Providing a barrier between the food, the utensils, and the serving tray, and making cleaning up easier without any compromise to appearance or function, these disposable tray papers are the ideal solution for adding that extra element of elegance to any event.
Typically lending themselves to a more traditional presentation, they are popular in venues where silver service is the order of the day.
Silver service has now come to be recognised as any top class service in high end establishments. Traditionally, however, it is a more specific type of service following the highest echelons of etiquette.
From the late 17th and early 18th century in British upper class mansions and estates, traditional silver service was practiced at every meal.
Traditional silver service involves dishes being served by a waiter at the table, transferring food from a serving dish to the guest’s plate, always from the left, using a serving fork with a spoon underneath to make a pincer like tool.
Historically of course, these dishes and utensils were all made of solid silver.
The guest to the host's right is served first, usually a female guest. Service continues anti - clockwise ending with the host. At a wedding, first served would be the bride, then the bride’s mother and then the groom. Glasses are arranged in a diagonal from the right, for water and each wine, according to the course. The plates are then cleared from the right.
Staff work simultaneously to make sure the process is seamless - an art.
In butler service, however, the diner helps themselves from a serving plate held by the butler.
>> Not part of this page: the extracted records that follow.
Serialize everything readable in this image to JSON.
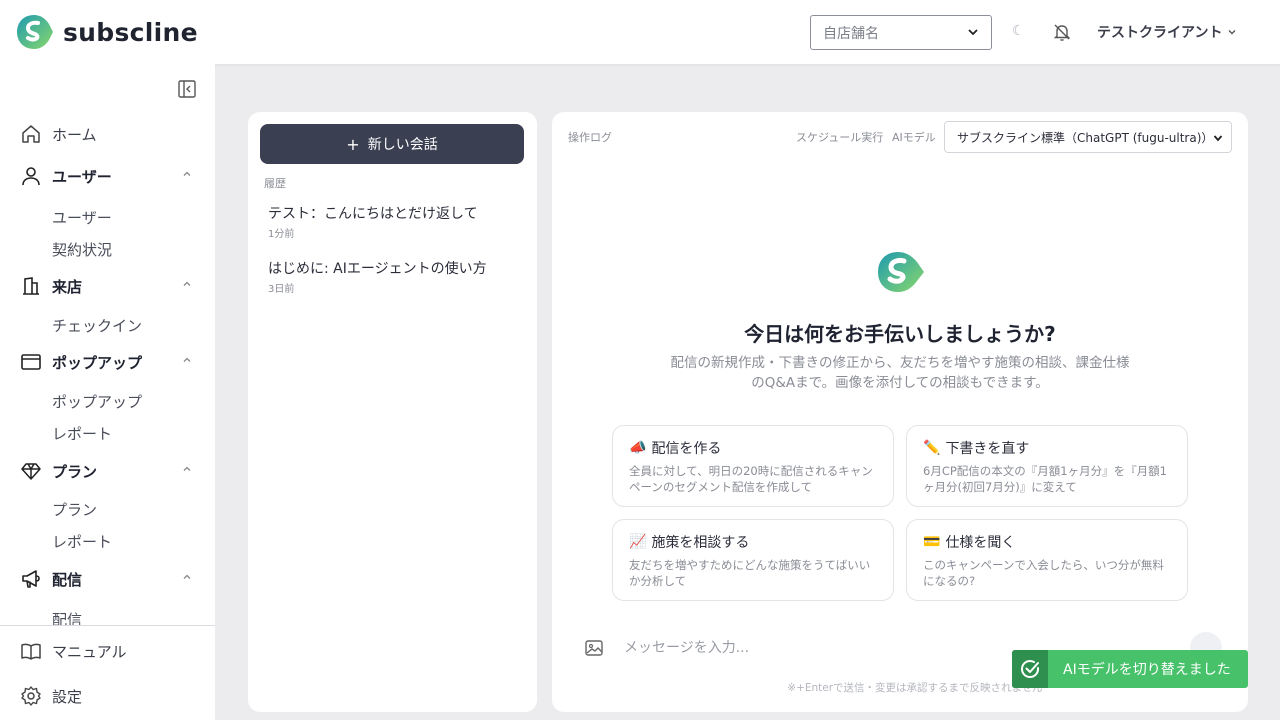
{
  "header": {
    "brand": "subscline",
    "store_placeholder": "自店舗名",
    "moon_glyph": "☾",
    "user_name": "テストクライアント"
  },
  "sidebar": {
    "home": "ホーム",
    "users_group": "ユーザー",
    "users_items": [
      "ユーザー",
      "契約状況"
    ],
    "visit_group": "来店",
    "visit_items": [
      "チェックイン"
    ],
    "popup_group": "ポップアップ",
    "popup_items": [
      "ポップアップ",
      "レポート"
    ],
    "plan_group": "プラン",
    "plan_items": [
      "プラン",
      "レポート"
    ],
    "delivery_group": "配信",
    "delivery_items": [
      "配信"
    ],
    "manual": "マニュアル",
    "settings": "設定"
  },
  "history": {
    "new_chat_label": "新しい会話",
    "section_label": "履歴",
    "items": [
      {
        "title": "テスト：こんにちはとだけ返して",
        "time": "1分前"
      },
      {
        "title": "はじめに: AIエージェントの使い方",
        "time": "3日前"
      }
    ]
  },
  "main": {
    "oplog_label": "操作ログ",
    "schedule_label": "スケジュール実行",
    "ai_model_label": "AIモデル",
    "model_value": "サブスクライン標準（ChatGPT (fugu-ultra)）",
    "hero_title": "今日は何をお手伝いしましょうか?",
    "hero_sub": "配信の新規作成・下書きの修正から、友だちを増やす施策の相談、課金仕様のQ&Aまで。画像を添付しての相談もできます。",
    "cards": [
      {
        "emoji": "📣",
        "title": "配信を作る",
        "desc": "全員に対して、明日の20時に配信されるキャンペーンのセグメント配信を作成して"
      },
      {
        "emoji": "✏️",
        "title": "下書きを直す",
        "desc": "6月CP配信の本文の『月額1ヶ月分』を『月額1ヶ月分(初回7月分)』に変えて"
      },
      {
        "emoji": "📈",
        "title": "施策を相談する",
        "desc": "友だちを増やすためにどんな施策をうてばいいか分析して"
      },
      {
        "emoji": "💳",
        "title": "仕様を聞く",
        "desc": "このキャンペーンで入会したら、いつ分が無料になるの?"
      }
    ],
    "input_placeholder": "メッセージを入力...",
    "hint": "※+Enterで送信・変更は承認するまで反映されません"
  },
  "toast": {
    "message": "AIモデルを切り替えました"
  },
  "colors": {
    "brand_teal": "#2aa8a0",
    "brand_green": "#7cd46a",
    "dark_button": "#3b3f52",
    "toast_green": "#47c26a"
  }
}
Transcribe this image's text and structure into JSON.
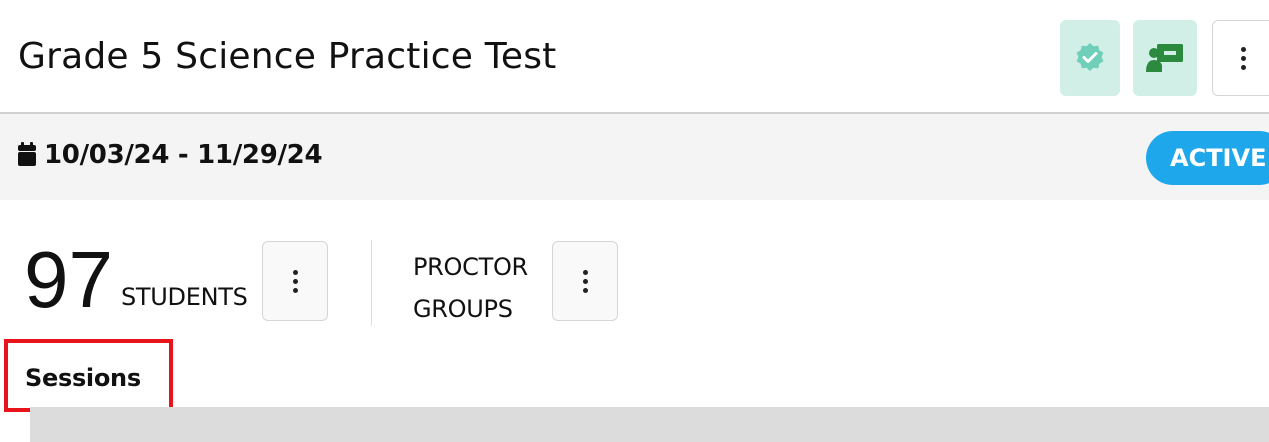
{
  "header": {
    "title": "Grade 5 Science Practice Test",
    "buttons": {
      "verified_icon": "verified-badge-icon",
      "board_icon": "teacher-board-icon",
      "more_icon": "vertical-dots-icon"
    }
  },
  "dates": {
    "icon": "calendar-icon",
    "range": "10/03/24 - 11/29/24",
    "status": "ACTIVE"
  },
  "stats": {
    "student_count": "97",
    "students_label": "STUDENTS",
    "proctor_line1": "PROCTOR",
    "proctor_line2": "GROUPS"
  },
  "sessions": {
    "label": "Sessions"
  },
  "colors": {
    "accent_teal": "#d1efe7",
    "icon_green": "#2b8a3e",
    "badge_blue": "#1ea7ea",
    "highlight_red": "#e8141b"
  }
}
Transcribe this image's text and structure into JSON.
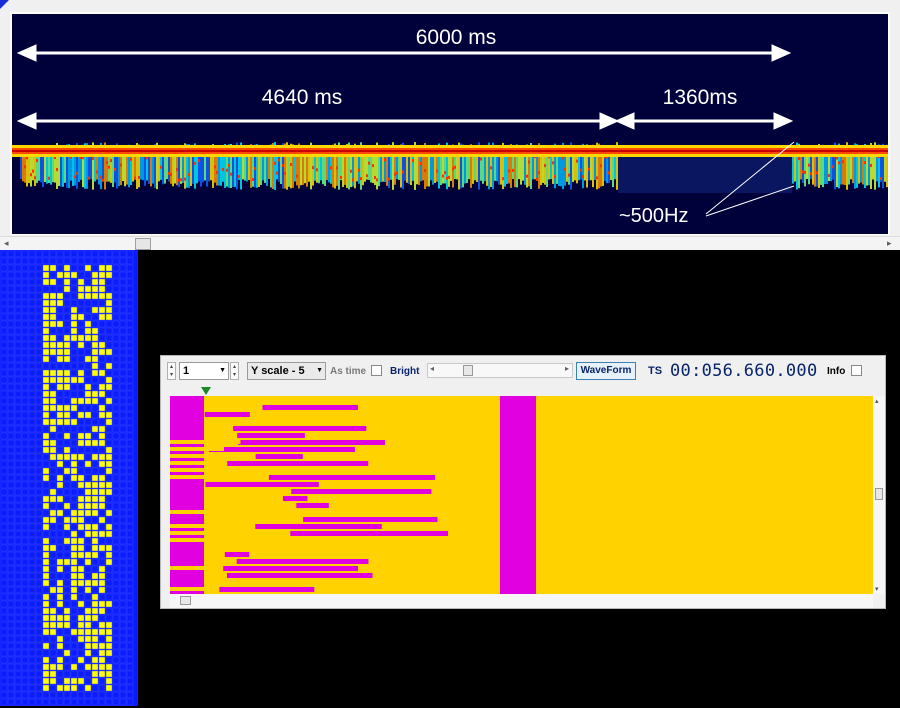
{
  "spectrogram": {
    "total_label": "6000 ms",
    "first_label": "4640 ms",
    "second_label": "1360ms",
    "freq_label": "~500Hz",
    "background_color": "#00003a"
  },
  "bit_pattern": {
    "grid_color": "#0b1cff",
    "bit_color": "#ffff00"
  },
  "waveform_window": {
    "channel_value": "1",
    "yscale_value": "Y scale - 5",
    "as_time_label": "As time",
    "bright_label": "Bright",
    "waveform_button": "WaveForm",
    "ts_label": "TS",
    "ts_value": "00:056.660.000",
    "info_label": "Info",
    "colors": {
      "high": "#ffd200",
      "low": "#e000e0"
    }
  }
}
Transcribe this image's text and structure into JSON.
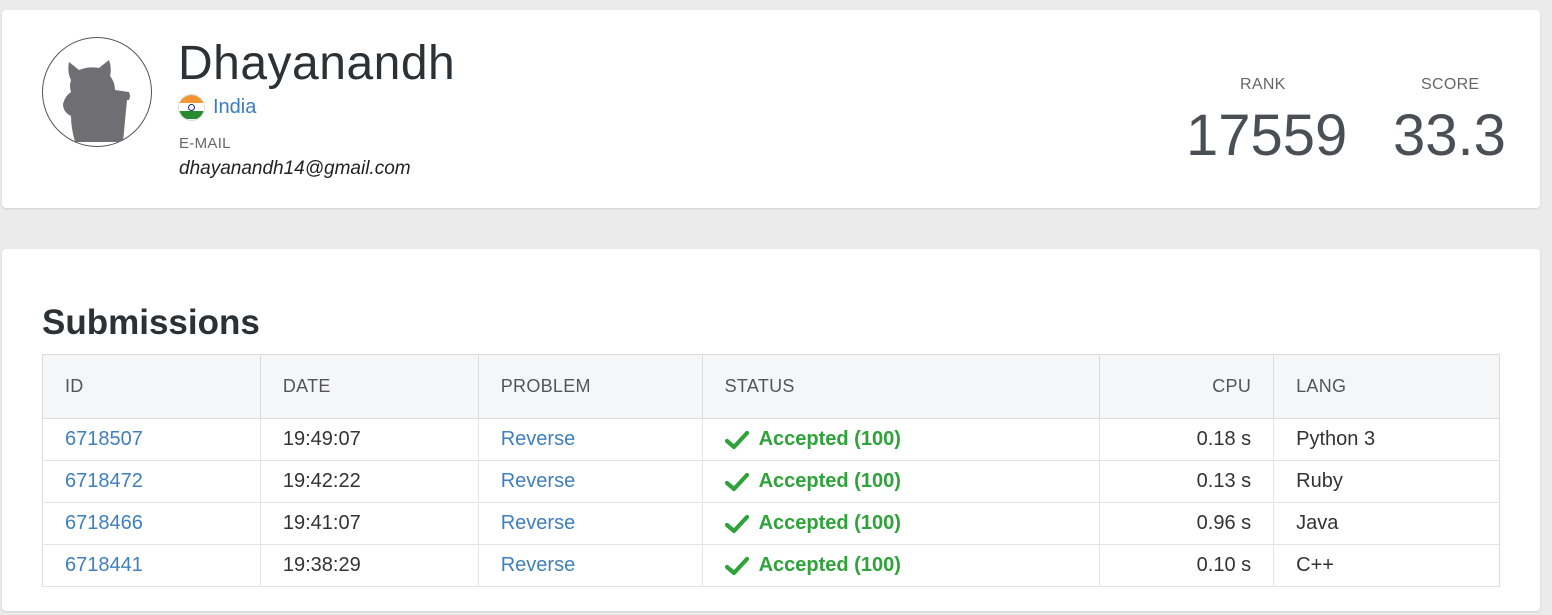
{
  "profile": {
    "name": "Dhayanandh",
    "country": "India",
    "email_label": "E-MAIL",
    "email": "dhayanandh14@gmail.com",
    "rank_label": "RANK",
    "rank": "17559",
    "score_label": "SCORE",
    "score": "33.3"
  },
  "submissions": {
    "title": "Submissions",
    "headers": {
      "id": "ID",
      "date": "DATE",
      "problem": "PROBLEM",
      "status": "STATUS",
      "cpu": "CPU",
      "lang": "LANG"
    },
    "rows": [
      {
        "id": "6718507",
        "date": "19:49:07",
        "problem": "Reverse",
        "status": "Accepted (100)",
        "cpu": "0.18 s",
        "lang": "Python 3"
      },
      {
        "id": "6718472",
        "date": "19:42:22",
        "problem": "Reverse",
        "status": "Accepted (100)",
        "cpu": "0.13 s",
        "lang": "Ruby"
      },
      {
        "id": "6718466",
        "date": "19:41:07",
        "problem": "Reverse",
        "status": "Accepted (100)",
        "cpu": "0.96 s",
        "lang": "Java"
      },
      {
        "id": "6718441",
        "date": "19:38:29",
        "problem": "Reverse",
        "status": "Accepted (100)",
        "cpu": "0.10 s",
        "lang": "C++"
      }
    ]
  },
  "icons": {
    "avatar": "cat-silhouette-icon",
    "flag": "india-flag-icon",
    "status": "checkmark-icon"
  },
  "colors": {
    "link": "#3f7fbf",
    "accepted": "#2ea33a",
    "background": "#ebebeb"
  }
}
Traditionally, butler service was offered on Sunday evenings, when the usual waiting staff of the aristocratic families had the evening free, and the butler would help out at dinner, not his usual service!
There are many variations to this traditional service and even the most formal is still practiced to this day.
Today, however, dining experiences tend to be quicker and more casual than those of 18th century Britain, but the classic embossed lace design on our white tray papers are a nod to this era.
Bring a touch of the traditional to your modern day events with a classic, yet contemporary, design which will enhance your presentation whilst making the cleaning up easier.